Your Data Pipelines Start with Apache Kafka

Data teams are pushing the limits on their data pipelines with real-time and predictive analytics. In a majority of these pipelines, the data starts its journey with Apache Kafka—the de facto standard for real-time event streaming and the second-most active Apache project in 2019. The developers who built Apache Kafka founded Confluent.

How Do You Keep Up with this Tsunami of Data?

Everyone knows that data, especially real-time and unstructured data, is growing exponentially. By 2025, IDC predicts that roughly 30% of the 175 zettabytes of data generated globally will be real-time. This massive growth in data requires a fundamental rethinking of data architectures due to the following issues: 

More data means more servers. With today’s Kafka architecture, the data is distributed across direct-attached storage (DAS) on individual broker servers. As data grows, you add more brokers to keep up. More brokers mean longer upgrade times, more rebalancing, errors, and component failures over time. 

Rebalancing is painful. When the data volume goes up or down, Kafka brokers need to be added or removed. Every time this is done the data needs to be rebalanced across all servers which may take several hours or even days affecting performance.

Figure 1: Direct-attached storage architecture for Apache Kafka

Redundant data stores. With the massive growth in data, you cannot afford to store the same data in multiple systems. Data enters the pipeline through Apache Kafka and it makes sense to perform expensive tasks only once right at the entry point and send a smaller set downstream. It’s efficient to retain the bulk of the data in Kafka and then use it to power up real-time as well as historic analytics using ksqlDB. Further, the data in Kafka is immutable, which makes it ideal to comply with regulatory requirements.

To scale with today’s data needs and address these issues, Confluent made infinite storage architecture generally available as part of Confluent 6.0. When combined with the high-performance scale-out fast object storage capabilities of FlashBlade, the whole solution delivers a simpler, more reliable, and high-performance platform.

Read more about Confluent 6.0 in Ganesh Srinivasan’s blog post.  

You can learn more about Tiered Storage in Confluent Platform in a post by Jun Rao, a cofounder of Confluent. 

How Does the Pure and Confluent Tiered Storage Help? 
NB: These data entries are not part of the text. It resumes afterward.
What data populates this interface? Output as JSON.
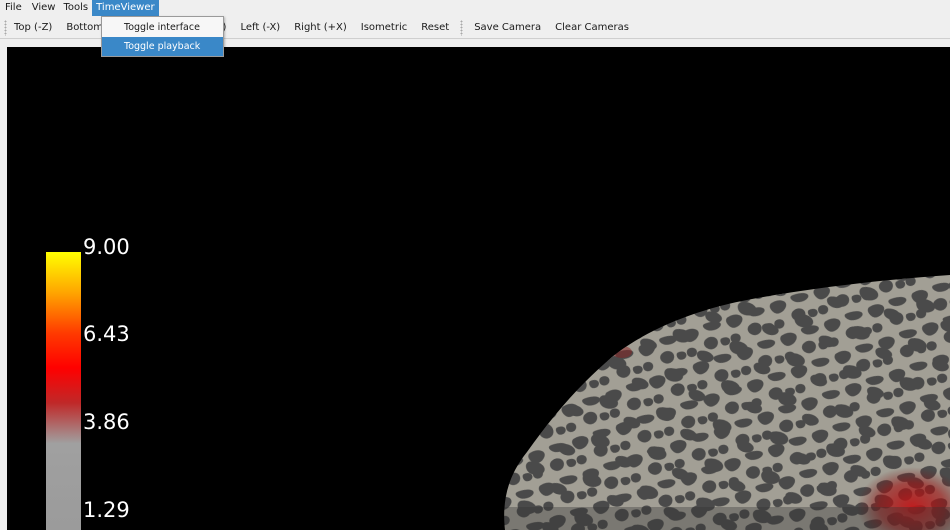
{
  "menubar": {
    "items": [
      {
        "label": "File"
      },
      {
        "label": "View"
      },
      {
        "label": "Tools"
      },
      {
        "label": "TimeViewer"
      }
    ]
  },
  "toolbar": {
    "buttons": [
      {
        "label": "Top (-Z)"
      },
      {
        "label": "Bottom"
      },
      {
        "label": "-Y)"
      },
      {
        "label": "Left (-X)"
      },
      {
        "label": "Right (+X)"
      },
      {
        "label": "Isometric"
      },
      {
        "label": "Reset"
      },
      {
        "label": "Save Camera"
      },
      {
        "label": "Clear Cameras"
      }
    ]
  },
  "dropdown": {
    "items": [
      {
        "label": "Toggle interface",
        "highlighted": false
      },
      {
        "label": "Toggle playback",
        "highlighted": true
      }
    ]
  },
  "colorbar": {
    "labels": [
      "9.00",
      "6.43",
      "3.86",
      "1.29"
    ],
    "colors": [
      "#ffff00",
      "#ff0000",
      "#9a9a9a"
    ]
  },
  "colors": {
    "accent": "#3a88c8",
    "viewport_bg": "#000000",
    "brain_light": "#a29f95",
    "brain_dark": "#4a4a4a",
    "activation": "#c0181a"
  }
}
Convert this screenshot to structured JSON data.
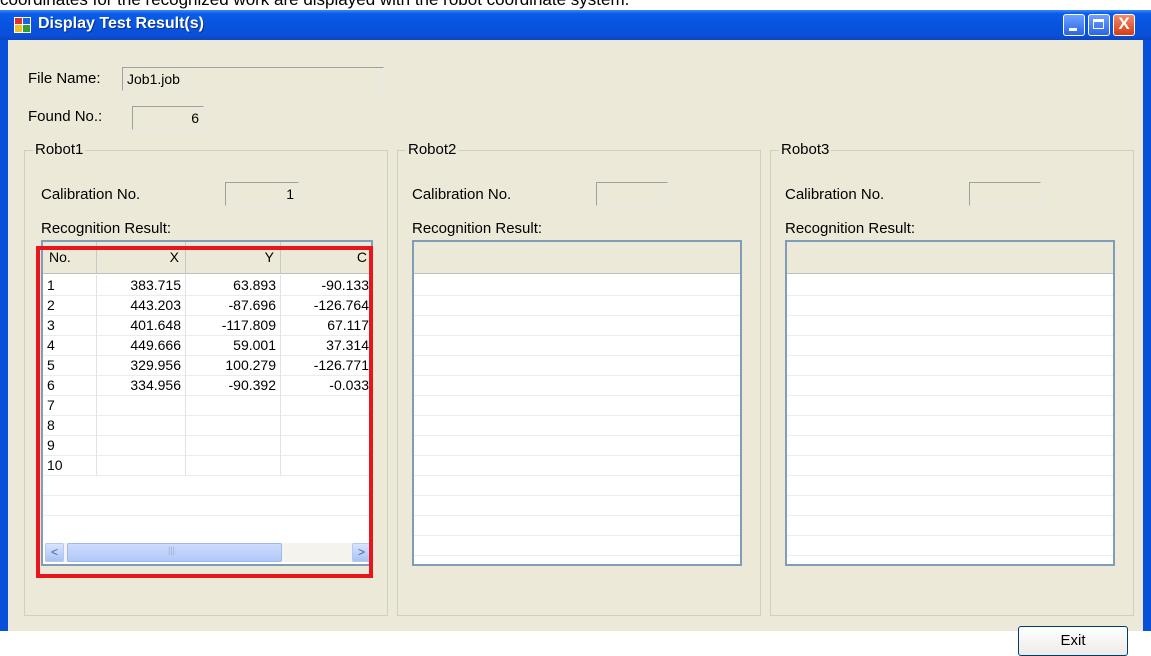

As messages come into the Kafka brokers, the broker servers process and retain them for a short period of time. Once enough data accumulates, the brokers offload the data to tiered storage—Pure FlashBlade—freeing up space on the brokers. Replicas aren’t copied to the object store; instead, Kafka relies on the tiered storage backend for data protection. FlashBlade for example uses RAID-like parity encoding to reliably store data with low overheads. This means you can replace a dozen racks of spinning disks with half a rack of all-flash storage.

For a detailed walkthrough of the configuration steps, see Joshua Robinson’s technical blog.

Figure 2: Confluent Tiered Storage with Pure FlashBade Unified Fast File and Object Store

Combining Pure FlashBlade with Confluent Tiered Storage offers three key benefits:

Superior Performance at Massive Scale  

The Confluent Tiered Storage architecture, when combined with Pure FlashBlade, delivers the throughput and performance you need for massive-scale data pipelines. With an all-flash object store, you can get fast responses to your historical queries using ksqlDB. When the data needs to be read back into the brokers, superior IO throughput enables responses that are many magnitudes faster when compared to spinning disks. In our tests, we found that Pure FlashBlade provided 3x the throughput of the leading public cloud object-store. 

For more details on the performance check out “Cloud-like flexibility and infinite storage with Confluent Tiered Storage and Pure Storage FlashBlade” from Marc Selwan. 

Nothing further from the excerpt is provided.